Oemig vs. Town of Lowell (not recommended for publication)
The Town of Lowell, in Dodge County undertook a road construction project. As is very typical, they apparently hired an engineering company, and a construction company, and the project was designed and constructed. The Oemigs, neighboring property owners, sued the Town, the engineering company, the construction company, and the construction company’s insurance company for various claims of damage to their property allegedly caused by the road project. (The first lesson here is that when someone wants to sue someone, it is often a scatter gun approach – sue everyone you can think of and see if anything sticks).
The Town had a “business owners” insurance policy with Rural Mutual Insurance. However, this insurance policy contained a “professional services” exclusion. Essentially, the gist of the court case was that if the Town “constructed” the roads, then the insurance company would defend them, but since the Oemigs’ allegations against the Town were based on the fact that the Town “negligently approved the design of the project,” the insurance company had no duty to defend the Town. Negligently construct the road = duty to defend. Negligently approve the design of the road = no duty to defend.

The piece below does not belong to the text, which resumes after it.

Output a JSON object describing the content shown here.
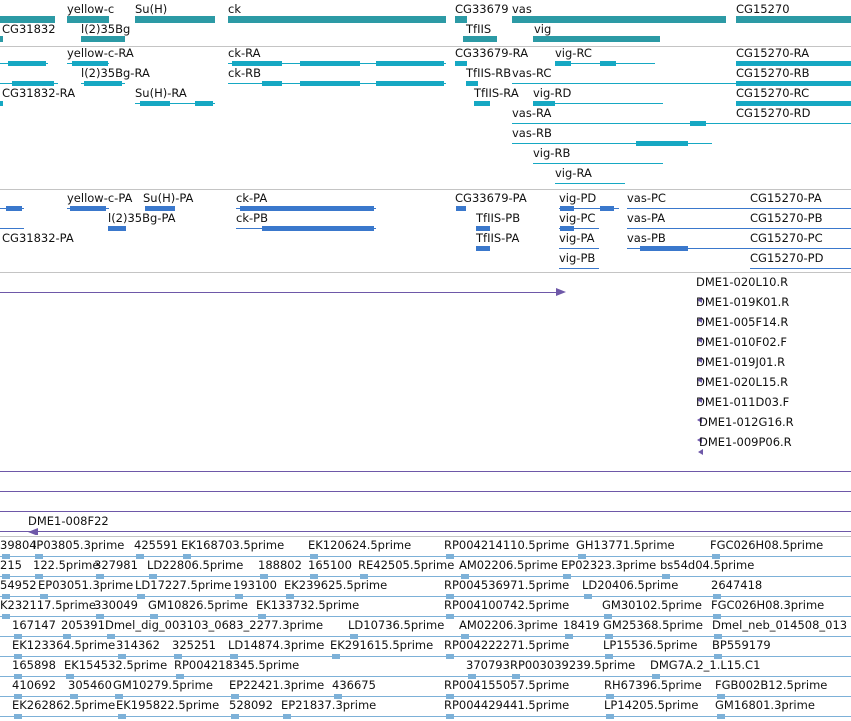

The circuit court found that the Oemigs’ claim against the Town was based on the “negligent design” not negligent construction. The appeals court affirmed. To be sure, the Oemigs were also making claims based on the actual construction of the project, but not, apparently, against the Town, only against the construction company and maybe the engineering company. Thus the narrow holding in this appeals case was that Rural Mutual Insurance does not have to defend the Town against allegations of negligent design of the project. It appears the litigation will continue, with the Town paying the bill for its defense.